# Stable Diffusion finetuning
Ноутбук с примером обучения StableDiffusionInpaint для использования полученных весов в генераторе синтетических аугментаций

In [None]:
import os
import json
import math

import numpy as np
import torch
import torch.nn.functional as F
from pathlib import Path
from IPython.display import clear_output
from accelerate import Accelerator
from accelerate.utils import ProjectConfiguration
from tqdm.auto import tqdm
from datasets import Dataset, load_from_disk
from PIL import Image, ImageDraw
from torchvision import transforms
from transformers import CLIPTextModel, CLIPTokenizer
from diffusers import (
    AutoencoderKL,
    DDPMScheduler,
    StableDiffusionPipeline,
    UNet2DConditionModel,
)
from diffusers.optimization import get_scheduler

from SyntheticAugmentationGenerator import AugmentationGenerator

## Подготовка данных для обучения
Для обучения StableDiffusionInpaint необходимо подготовить датасет, каждый экземпляр которого будет хранить оригинальное изображение, маску и промпт(текстовую подсказку для обучения). Такой датасет будет подготовлен из датасета в формате COCO для детекции объектов.

В данном разделе будут вырезаться изображения размером 512x512 пикселей вокруг размеченных bbox'ов и создаваться маска с белым прямоугольником на месте bbox'а.
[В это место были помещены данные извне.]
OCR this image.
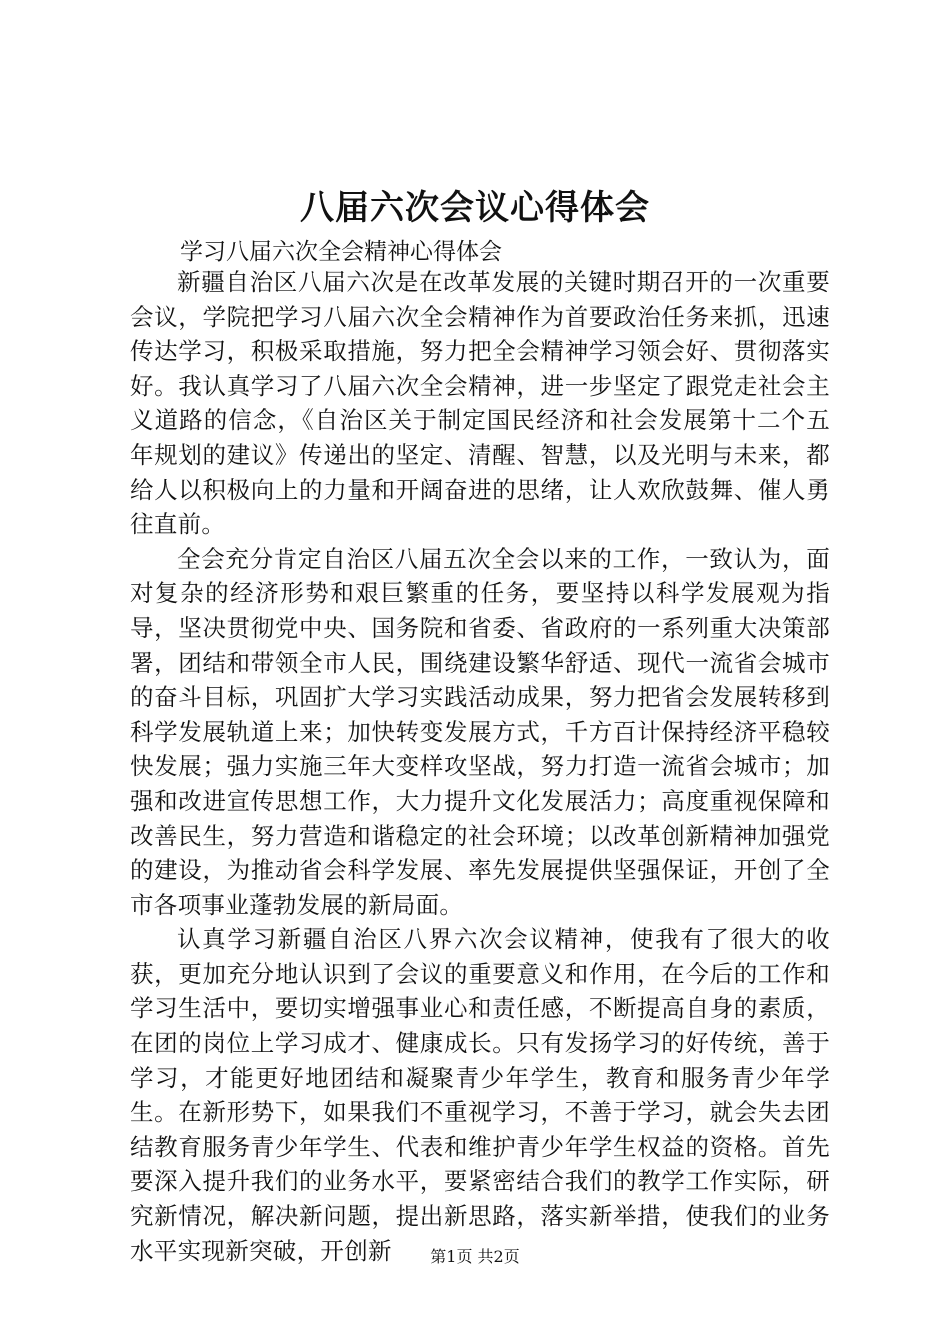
八届六次会议心得体会

学习八届六次全会精神心得体会

新疆自治区八届六次是在改革发展的关键时期召开的一次重要会议，学院把学习八届六次全会精神作为首要政治任务来抓，迅速传达学习，积极采取措施，努力把全会精神学习领会好、贯彻落实好。我认真学习了八届六次全会精神，进一步坚定了跟党走社会主义道路的信念，《自治区关于制定国民经济和社会发展第十二个五年规划的建议》传递出的坚定、清醒、智慧，以及光明与未来，都给人以积极向上的力量和开阔奋进的思绪，让人欢欣鼓舞、催人勇往直前。

全会充分肯定自治区八届五次全会以来的工作，一致认为，面对复杂的经济形势和艰巨繁重的任务，要坚持以科学发展观为指导，坚决贯彻党中央、国务院和省委、省政府的一系列重大决策部署，团结和带领全市人民，围绕建设繁华舒适、现代一流省会城市的奋斗目标，巩固扩大学习实践活动成果，努力把省会发展转移到科学发展轨道上来；加快转变发展方式，千方百计保持经济平稳较快发展；强力实施三年大变样攻坚战，努力打造一流省会城市；加强和改进宣传思想工作，大力提升文化发展活力；高度重视保障和改善民生，努力营造和谐稳定的社会环境；以改革创新精神加强党的建设，为推动省会科学发展、率先发展提供坚强保证，开创了全市各项事业蓬勃发展的新局面。

认真学习新疆自治区八界六次会议精神，使我有了很大的收获，更加充分地认识到了会议的重要意义和作用，在今后的工作和学习生活中，要切实增强事业心和责任感，不断提高自身的素质，在团的岗位上学习成才、健康成长。只有发扬学习的好传统，善于学习，才能更好地团结和凝聚青少年学生，教育和服务青少年学生。在新形势下，如果我们不重视学习，不善于学习，就会失去团结教育服务青少年学生、代表和维护青少年学生权益的资格。首先要深入提升我们的业务水平，要紧密结合我们的教学工作实际，研究新情况，解决新问题，提出新思路，落实新举措，使我们的业务水平实现新突破，开创新	第1页 共2页
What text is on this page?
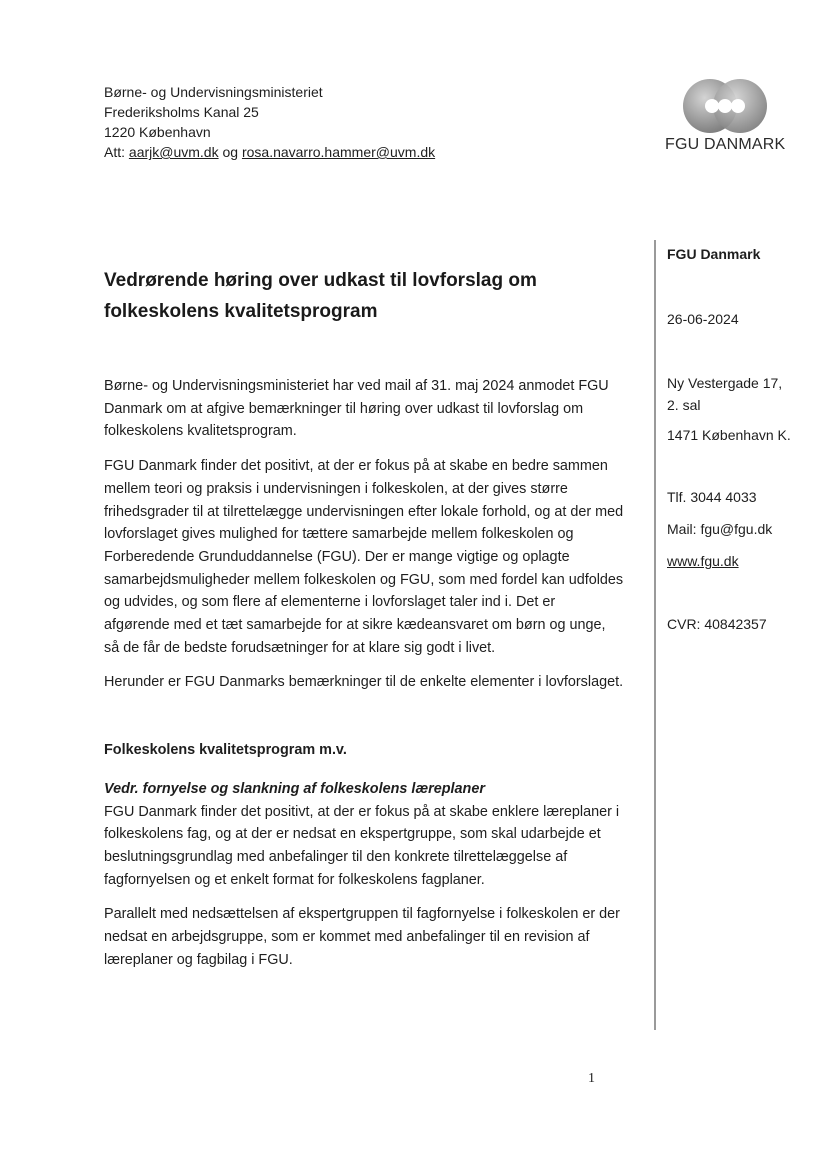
Børne- og Undervisningsministeriet
Frederiksholms Kanal 25
1220 København
Att: aarjk@uvm.dk og rosa.navarro.hammer@uvm.dk	FGU DANMARK
Vedrørende høring over udkast til lovforslag om folkeskolens kvalitetsprogram

Børne- og Undervisningsministeriet har ved mail af 31. maj 2024 anmodet FGU Danmark om at afgive bemærkninger til høring over udkast til lovforslag om folkeskolens kvalitetsprogram.

FGU Danmark finder det positivt, at der er fokus på at skabe en bedre sammen mellem teori og praksis i undervisningen i folkeskolen, at der gives større frihedsgrader til at tilrettelægge undervisningen efter lokale forhold, og at der med lovforslaget gives mulighed for tættere samarbejde mellem folkeskolen og Forberedende Grunduddannelse (FGU). Der er mange vigtige og oplagte samarbejdsmuligheder mellem folkeskolen og FGU, som med fordel kan udfoldes og udvides, og som flere af elementerne i lovforslaget taler ind i. Det er afgørende med et tæt samarbejde for at sikre kædeansvaret om børn og unge, så de får de bedste forudsætninger for at klare sig godt i livet.

Herunder er FGU Danmarks bemærkninger til de enkelte elementer i lovforslaget.

Folkeskolens kvalitetsprogram m.v.

Vedr. fornyelse og slankning af folkeskolens læreplaner

FGU Danmark finder det positivt, at der er fokus på at skabe enklere læreplaner i folkeskolens fag, og at der er nedsat en ekspertgruppe, som skal udarbejde et beslutningsgrundlag med anbefalinger til den konkrete tilrettelæggelse af fagfornyelsen og et enkelt format for folkeskolens fagplaner.

Parallelt med nedsættelsen af ekspertgruppen til fagfornyelse i folkeskolen er der nedsat en arbejdsgruppe, som er kommet med anbefalinger til en revision af læreplaner og fagbilag i FGU.

FGU Danmark
26-06-2024
Ny Vestergade 17,
2. sal
1471 København K.
Tlf. 3044 4033
Mail: fgu@fgu.dk
www.fgu.dk
CVR: 40842357
1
Для каждого изображения необходимо написать несколько текстовый подсказок, по которым будет учиться новая модель.
Формат полученного датасета выглядит так:

    {
        'images': list<PIL image>
        'masks': list<PIL image>
        'text': list<str>
    }

In [None]:
COCO_DIR = './data/example.json' #путь до JSON файла с COCO разметкой
IMGS_DIR = './data/example/' #путь до директории с изображениями

In [None]:
images = []
masks = []

with open(COCO_DIR, 'r') as f:
    coco = json.load(f)
    for ann in coco['annotations']:
            img_name = coco['images'][ann['image_id']]['file_name'].split('/')[-1]
            if os.path.exists(IMGS_DIR+img_name):
                img = Image.open(IMGS_DIR+img_name)
                w, h = img.size
                bbox = ann['bbox']
                bbox[2] += bbox[0]
                bbox[3] += bbox[1]
                att_area, mask, _, _ = AugmentationGenerator.generate_attention_area(img=img, bbox=bbox, aa_size=512)
                images += [att_area]
                masks += [mask]
                
len(images), len(masks)

In [None]:
dataset_dict = {
    'images': [],
    'masks': [],
    'texts': []
}

In [None]:
nn_prompts = 1 #количество промптов для каждого изображения
for i, img in enumerate(images):
    display(img)
    for _ in range(nn_prompts):
        prompt = input()
        dataset_dict['texts'] += [prompt]
        dataset_dict['images'] += [img]
        dataset_dict['masks'] += [masks[i]]
    clear_output()

In [None]:
DATASET_DIR = './dataset_example' #директория для сохранения датасета
inpaint_dataset = Dataset.from_dict(dataset_dict)
inpaint_dataset.save_to_disk(DATASET_DIR)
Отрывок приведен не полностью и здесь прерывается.